UK is least bad despite Darling’s scary forecasts, says economist

A TOP economist has described Alistair Darling’s Budget forecasts as “pretty scary” but said the UK economy is currently in the “least bad” position compared to its global competitors.
Catherine Macleod, global macro economist at BDO Stoy Hayward Investment Management, said there was no surprise that yesterday’s Budget was “rather boring”.
“With public sector net borrowing forecast to reach £175bn this year, and with relatively pessimistic estimates for the total debt to GDP ratio through to 2013-2014 to nearly 80% the numbers look pretty scary, no doubt about it.
“It is typical during Budget time in a downturn to lambaste the Chancellor and bemoan the state of the economy. Darling will no doubt be pilloried for being overly optimistic in his projections – the most spectacular of which seem to be the £35bn ‘efficiency savings’ that he hopes to find.
“There certainly are a lot of negatives for the UK economy at the moment besides the sharp increase in Government debt.
“That said, we can’t help but feel that the gloom and doom being apportioned to the UK is somewhat out of kilter with the problems faced elsewhere through the developed world. Perhaps it is time to take a step back and realise that the UK is in many senses the canary in the cage. Being a small, open economy with flexible labour markets and high competition in goods and services, it would be expected that bad news filters through relatively quickly into the UK economy.
“The OECD forecasts for UK growth over the next two years put it well behind the US, Europe and the OECD average, with Japan being only marginally worse. Considering that the banking crisis is live and kicking in both Europe and the US, and that we have seen an annualised 36% drop in Japanese production, this seems a bit extreme,” she said
“It is not all peaches and cream.
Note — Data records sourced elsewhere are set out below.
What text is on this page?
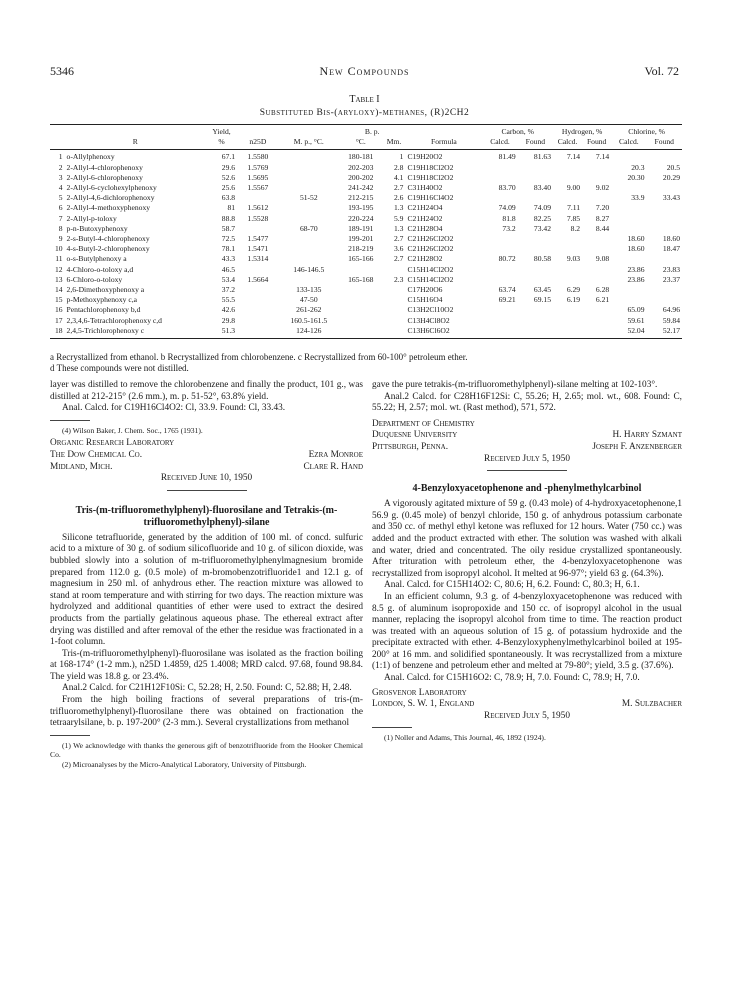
5346	New Compounds	Vol. 72
Table I
Substituted Bis-(aryloxy)-methanes, (R)2CH2
		Yield,			B. p.			Carbon, %		Hydrogen, %		Chlorine, %	
	R	%	n25D	M. p., °C.	°C.	Mm.	Formula	Calcd.	Found	Calcd.	Found	Calcd.	Found
1	o-Allylphenoxy	67.1	1.5580		180-181	1	C19H20O2	81.49	81.63	7.14	7.14		
2	2-Allyl-4-chlorophenoxy	29.6	1.5769		202-203	2.8	C19H18Cl2O2					20.3	20.5
3	2-Allyl-6-chlorophenoxy	52.6	1.5695		200-202	4.1	C19H18Cl2O2					20.30	20.29
4	2-Allyl-6-cyclohexylphenoxy	25.6	1.5567		241-242	2.7	C31H40O2	83.70	83.40	9.00	9.02		
5	2-Allyl-4,6-dichlorophenoxy	63.8		51-52	212-215	2.6	C19H16Cl4O2					33.9	33.43
6	2-Allyl-4-methoxyphenoxy	81	1.5612		193-195	1.3	C21H24O4	74.09	74.09	7.11	7.20		
7	2-Allyl-p-toloxy	88.8	1.5528		220-224	5.9	C21H24O2	81.8	82.25	7.85	8.27		
8	p-n-Butoxyphenoxy	58.7		68-70	189-191	1.3	C21H28O4	73.2	73.42	8.2	8.44		
9	2-s-Butyl-4-chlorophenoxy	72.5	1.5477		199-201	2.7	C21H26Cl2O2					18.60	18.60
10	4-s-Butyl-2-chlorophenoxy	78.1	1.5471		218-219	3.6	C21H26Cl2O2					18.60	18.47
11	o-s-Butylphenoxy a	43.3	1.5314		165-166	2.7	C21H28O2	80.72	80.58	9.03	9.08		
12	4-Chloro-o-toloxy a,d	46.5		146-146.5			C15H14Cl2O2					23.86	23.83
13	6-Chloro-o-toloxy	53.4	1.5664		165-168	2.3	C15H14Cl2O2					23.86	23.37
14	2,6-Dimethoxyphenoxy a	37.2		133-135			C17H20O6	63.74	63.45	6.29	6.28		
15	p-Methoxyphenoxy c,a	55.5		47-50			C15H16O4	69.21	69.15	6.19	6.21		
16	Pentachlorophenoxy b,d	42.6		261-262			C13H2Cl10O2					65.09	64.96
17	2,3,4,6-Tetrachlorophenoxy c,d	29.8		160.5-161.5			C13H4Cl8O2					59.61	59.84
18	2,4,5-Trichlorophenoxy c	51.3		124-126			C13H6Cl6O2					52.04	52.17
a Recrystallized from ethanol. b Recrystallized from chlorobenzene. c Recrystallized from 60-100° petroleum ether.
d These compounds were not distilled.

layer was distilled to remove the chlorobenzene and finally the product, 101 g., was distilled at 212-215° (2.6 mm.), m. p. 51-52°, 63.8% yield.

Anal. Calcd. for C19H16Cl4O2: Cl, 33.9. Found: Cl, 33.43.

(4) Wilson Baker, J. Chem. Soc., 1765 (1931).

Organic Research Laboratory
The Dow Chemical Co.	Ezra Monroe
Midland, Mich.	Clare R. Hand
Received June 10, 1950
Tris-(m-trifluoromethylphenyl)-fluorosilane and Tetrakis-(m-trifluoromethylphenyl)-silane

Silicone tetrafluoride, generated by the addition of 100 ml. of concd. sulfuric acid to a mixture of 30 g. of sodium silicofluoride and 10 g. of silicon dioxide, was bubbled slowly into a solution of m-trifluoromethylphenylmagnesium bromide prepared from 112.0 g. (0.5 mole) of m-bromobenzotrifluoride1 and 12.1 g. of magnesium in 250 ml. of anhydrous ether. The reaction mixture was allowed to stand at room temperature and with stirring for two days. The reaction mixture was hydrolyzed and additional quantities of ether were used to extract the desired products from the partially gelatinous aqueous phase. The ethereal extract after drying was distilled and after removal of the ether the residue was fractionated in a 1-foot column.

Tris-(m-trifluoromethylphenyl)-fluorosilane was isolated as the fraction boiling at 168-174° (1-2 mm.), n25D 1.4859, d25 1.4008; MRD calcd. 97.68, found 98.84. The yield was 18.8 g. or 23.4%.

Anal.2 Calcd. for C21H12F10Si: C, 52.28; H, 2.50. Found: C, 52.88; H, 2.48.

From the high boiling fractions of several preparations of tris-(m-trifluoromethylphenyl)-fluorosilane there was obtained on fractionation the tetraarylsilane, b. p. 197-200° (2-3 mm.). Several crystallizations from methanol

(1) We acknowledge with thanks the generous gift of benzotrifluoride from the Hooker Chemical Co.

(2) Microanalyses by the Micro-Analytical Laboratory, University of Pittsburgh.

gave the pure tetrakis-(m-trifluoromethylphenyl)-silane melting at 102-103°.

Anal.2 Calcd. for C28H16F12Si: C, 55.26; H, 2.65; mol. wt., 608. Found: C, 55.22; H, 2.57; mol. wt. (Rast method), 571, 572.

Department of Chemistry
Duquesne University	H. Harry Szmant
Pittsburgh, Penna.	Joseph F. Anzenberger
Received July 5, 1950
4-Benzyloxyacetophenone and -phenylmethylcarbinol

A vigorously agitated mixture of 59 g. (0.43 mole) of 4-hydroxyacetophenone,1 56.9 g. (0.45 mole) of benzyl chloride, 150 g. of anhydrous potassium carbonate and 350 cc. of methyl ethyl ketone was refluxed for 12 hours. Water (750 cc.) was added and the product extracted with ether. The solution was washed with alkali and water, dried and concentrated. The oily residue crystallized spontaneously. After trituration with petroleum ether, the 4-benzyloxyacetophenone was recrystallized from isopropyl alcohol. It melted at 96-97°; yield 63 g. (64.3%).

Anal. Calcd. for C15H14O2: C, 80.6; H, 6.2. Found: C, 80.3; H, 6.1.

In an efficient column, 9.3 g. of 4-benzyloxyacetophenone was reduced with 8.5 g. of aluminum isopropoxide and 150 cc. of isopropyl alcohol in the usual manner, replacing the isopropyl alcohol from time to time. The reaction product was treated with an aqueous solution of 15 g. of potassium hydroxide and the precipitate extracted with ether. 4-Benzyloxyphenylmethylcarbinol boiled at 195-200° at 16 mm. and solidified spontaneously. It was recrystallized from a mixture (1:1) of benzene and petroleum ether and melted at 79-80°; yield, 3.5 g. (37.6%).

Anal. Calcd. for C15H16O2: C, 78.9; H, 7.0. Found: C, 78.9; H, 7.0.

Grosvenor Laboratory
London, S. W. 1, England	M. Sulzbacher
Received July 5, 1950

(1) Noller and Adams, This Journal, 46, 1892 (1924).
We are facing a tough few years ahead for the UK economy as the imbalances built up over the last few years are addressed, and taxes mount into the future, whilst the investment landscape becomes increasingly influenced by the incentives that government is putting in place to direct activity in areas they believe are desirable such as renewable energy and green technology.
“When it comes to choosing the best out of a bunch of ugly sisters, the UK economy is beginning to look least bad – the chancellor’s Budget notwithstanding,” added Ms Macleod.
Meanwhile, her colleague Terry Jones, tax partner based at BDO Stoy Hayward in Leeds, said: “No one will be surprised that the Chancellor has not come up with any magic solutions to the UK’s substantial fiscal deficit. There will be pain on both the public spending side and the tax side to reduce this to below £100bn by 2012-13.
“It was already evident following last years Budget that higher income groups were going to be expected to suffer significant tax hikes in the next few years. We now know the extent and methods which will be applied. Once the ‘totem’ of the cross party agreement on a 40% top rate of income tax had been broken by last year’s PBR to increase this to 45%, no one will be surprised that even before that increased rate has come into force.
“This alone is a substantial tax increase which will not only affect the stereotypical investment banker but will apply to the top earning doctors, head teachers, judges and many managerial and professional executives. From 2011-12 these people face a halving of the relief they obtain for personal pension contributions and many will look even more enviously at the pension rights of public sector employees, Government ministers and MPs,” added Mr Jones.